How a Donald Trump-Kim Jong Un Summit Scrambles the Calculus for Key Players
Comment of the Day

March 09 2018

Commentary by Eoin Treacy

How a Donald Trump-Kim Jong Un Summit Scrambles the Calculus for Key Players

This article by Jonathan Cheng in Seoul and Alastair Gale for the Wall Street Journal may be of interest to subscribers. Here is a section:

President Donald Trump’s decision to accept a meeting with North Korean leader Kim Jong Un caught the world off guard.


In agreeing to sit down with North Korea’s third-generation leader, Mr. Trump has boosted the stature of Mr. Kim—a man he has ridiculed as “Little Rocket Man” and threatened with “fire and fury”—with a surprise diplomatic opening that left some allies wrong-footed.

For Mr. Kim, who is half the age of Mr. Trump, just getting a summit meeting with the U.S. president is a big win. Neither his father nor his grandfather succeeded in getting a face-to-face meeting with a sitting U.S. president.

Mr. Trump’s move represents a victory for South Korea’s president, Moon Jae-in, who has pleaded with the U.S. to tone down its rhetoric and worked assiduously to get negotiations off the ground, and others who have pushed for engagement and diplomacy.

Other U.S. allies and some veteran negotiators, however, expressed concern that while a summit meeting could lead to a breakthrough in what has been a protracted standoff, it is a risky move that could lead to ill-considered concessions to Pyongyang.

Eoin Treacy's view

Agreeing to a meeting with Kim is a big risk because of the polarity of the potential outcomes. These kinds of win/lose scenarios are not attractive from the perspective of any diplomatic corp but are not at all unusual in business where the first lesson is you have to be willing to walk away with nothing if you do not get the price you want.

On the one hand the North Korean team could use this as an opportunity to circumvent the increasingly onerous sanctions it is now forced to endure without having to give up what it will surely now considers to be a highly effective nuclear deterrent.
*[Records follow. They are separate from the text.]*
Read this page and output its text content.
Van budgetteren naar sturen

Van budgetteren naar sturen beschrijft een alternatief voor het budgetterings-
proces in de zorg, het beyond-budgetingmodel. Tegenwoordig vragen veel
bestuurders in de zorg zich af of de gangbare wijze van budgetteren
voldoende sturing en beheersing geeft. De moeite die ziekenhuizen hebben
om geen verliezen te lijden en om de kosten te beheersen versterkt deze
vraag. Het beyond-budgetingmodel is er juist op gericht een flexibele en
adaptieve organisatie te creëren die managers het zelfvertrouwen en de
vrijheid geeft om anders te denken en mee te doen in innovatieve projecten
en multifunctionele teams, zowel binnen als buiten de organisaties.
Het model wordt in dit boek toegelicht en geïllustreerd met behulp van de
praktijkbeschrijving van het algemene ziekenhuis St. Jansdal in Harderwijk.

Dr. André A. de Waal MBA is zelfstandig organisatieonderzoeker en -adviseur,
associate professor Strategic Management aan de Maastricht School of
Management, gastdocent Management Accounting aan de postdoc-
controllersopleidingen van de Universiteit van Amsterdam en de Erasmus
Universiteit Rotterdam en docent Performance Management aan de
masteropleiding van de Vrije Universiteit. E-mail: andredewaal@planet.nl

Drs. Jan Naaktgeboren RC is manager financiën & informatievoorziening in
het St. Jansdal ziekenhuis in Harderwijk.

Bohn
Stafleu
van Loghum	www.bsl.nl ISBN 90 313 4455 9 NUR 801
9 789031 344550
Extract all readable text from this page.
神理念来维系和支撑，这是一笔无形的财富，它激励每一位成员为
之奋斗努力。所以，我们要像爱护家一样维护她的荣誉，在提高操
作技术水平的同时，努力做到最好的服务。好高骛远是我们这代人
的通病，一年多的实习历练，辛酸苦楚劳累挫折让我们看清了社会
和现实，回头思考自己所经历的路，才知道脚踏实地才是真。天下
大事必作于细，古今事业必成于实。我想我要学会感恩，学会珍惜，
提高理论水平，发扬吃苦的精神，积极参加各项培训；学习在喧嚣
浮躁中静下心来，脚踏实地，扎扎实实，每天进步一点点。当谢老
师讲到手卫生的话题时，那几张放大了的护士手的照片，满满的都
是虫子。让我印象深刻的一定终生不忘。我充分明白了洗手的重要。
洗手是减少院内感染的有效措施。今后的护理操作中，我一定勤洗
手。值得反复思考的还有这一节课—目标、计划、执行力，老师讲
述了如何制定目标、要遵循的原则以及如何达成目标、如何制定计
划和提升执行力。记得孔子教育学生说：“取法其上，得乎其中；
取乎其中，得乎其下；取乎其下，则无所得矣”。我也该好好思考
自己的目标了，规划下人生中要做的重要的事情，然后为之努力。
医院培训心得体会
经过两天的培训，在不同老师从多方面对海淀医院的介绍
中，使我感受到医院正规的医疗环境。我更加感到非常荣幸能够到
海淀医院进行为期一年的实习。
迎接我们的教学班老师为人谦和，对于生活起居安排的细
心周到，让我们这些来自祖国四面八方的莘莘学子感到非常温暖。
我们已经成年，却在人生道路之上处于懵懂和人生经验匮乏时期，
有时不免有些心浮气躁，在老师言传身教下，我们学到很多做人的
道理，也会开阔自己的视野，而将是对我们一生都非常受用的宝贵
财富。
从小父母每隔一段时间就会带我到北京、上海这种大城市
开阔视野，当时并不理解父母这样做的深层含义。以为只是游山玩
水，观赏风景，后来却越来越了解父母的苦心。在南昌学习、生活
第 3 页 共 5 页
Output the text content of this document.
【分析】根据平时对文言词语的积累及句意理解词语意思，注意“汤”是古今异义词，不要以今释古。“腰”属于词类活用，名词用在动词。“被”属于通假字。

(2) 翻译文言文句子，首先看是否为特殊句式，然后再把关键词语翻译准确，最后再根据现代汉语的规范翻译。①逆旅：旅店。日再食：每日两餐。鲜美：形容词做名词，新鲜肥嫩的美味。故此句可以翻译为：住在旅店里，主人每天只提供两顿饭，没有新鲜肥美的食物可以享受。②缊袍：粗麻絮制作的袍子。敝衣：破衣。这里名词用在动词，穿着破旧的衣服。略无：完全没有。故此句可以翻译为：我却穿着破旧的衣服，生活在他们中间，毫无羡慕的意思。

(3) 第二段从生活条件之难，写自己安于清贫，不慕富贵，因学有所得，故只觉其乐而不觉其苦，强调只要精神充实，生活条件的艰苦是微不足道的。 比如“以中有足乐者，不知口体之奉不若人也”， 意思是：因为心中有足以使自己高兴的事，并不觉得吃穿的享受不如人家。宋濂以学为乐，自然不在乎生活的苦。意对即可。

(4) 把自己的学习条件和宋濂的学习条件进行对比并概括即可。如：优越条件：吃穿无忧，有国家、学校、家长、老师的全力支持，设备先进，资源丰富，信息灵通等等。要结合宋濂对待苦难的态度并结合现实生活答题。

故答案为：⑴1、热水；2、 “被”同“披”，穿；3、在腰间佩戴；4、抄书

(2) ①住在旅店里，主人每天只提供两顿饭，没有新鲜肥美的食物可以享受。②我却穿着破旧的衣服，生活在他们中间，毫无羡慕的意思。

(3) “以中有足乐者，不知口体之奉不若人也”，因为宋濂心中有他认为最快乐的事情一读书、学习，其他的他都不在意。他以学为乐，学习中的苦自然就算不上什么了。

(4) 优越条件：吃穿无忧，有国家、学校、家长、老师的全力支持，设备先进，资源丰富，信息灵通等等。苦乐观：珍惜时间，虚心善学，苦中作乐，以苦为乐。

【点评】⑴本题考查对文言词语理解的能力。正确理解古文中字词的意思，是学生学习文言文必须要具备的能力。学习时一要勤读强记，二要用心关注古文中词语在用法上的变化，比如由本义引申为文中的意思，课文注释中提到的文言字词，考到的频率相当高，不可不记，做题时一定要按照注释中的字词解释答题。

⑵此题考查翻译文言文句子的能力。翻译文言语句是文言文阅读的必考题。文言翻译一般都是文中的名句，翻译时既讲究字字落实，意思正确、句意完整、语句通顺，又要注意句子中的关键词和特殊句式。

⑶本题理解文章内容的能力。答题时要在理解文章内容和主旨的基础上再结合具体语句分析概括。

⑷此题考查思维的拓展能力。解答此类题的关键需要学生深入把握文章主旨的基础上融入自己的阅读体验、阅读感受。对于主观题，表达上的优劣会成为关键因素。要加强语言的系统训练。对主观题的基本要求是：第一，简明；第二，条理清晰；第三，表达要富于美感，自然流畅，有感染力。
On the other hand, the USA has the potential to negotiate the terms of a de-escalation and even denuclearization on the peninsula which would exhibit the success of its efforts to intensify the sanctions against North Korea.

Against that background, North Korea’s long-term aim has always been reunification with South Korea, but on its terms. The Gordian knot remains how to get there from here. Kim is a young man and the elite of North Korea’s administration are unlikely to agree to any form of reunification without ensuring they become party of South Korea’s chaebol system of oligarchies. Even in a best of all possible scenarios, a positive resolution to the reunification question is likely to be punitively expensive for South Korea over the medium-term.

The only example we have of reunification costs from recent history is Germany which still has the additional reunification tax on its books despite the fact the Berlin Wall fell 30 years ago. However, the reforms Germany pushed through to smoothen reunification are also what helped created its competitive advantage relative, in particular to the rest of the EU, so despite the initial cost it has come out ahead.

The South Korean Kospi Index us currently bouncing from the region of the trend mean and a sustained move below it would be required to question medium-term scope for additional upside.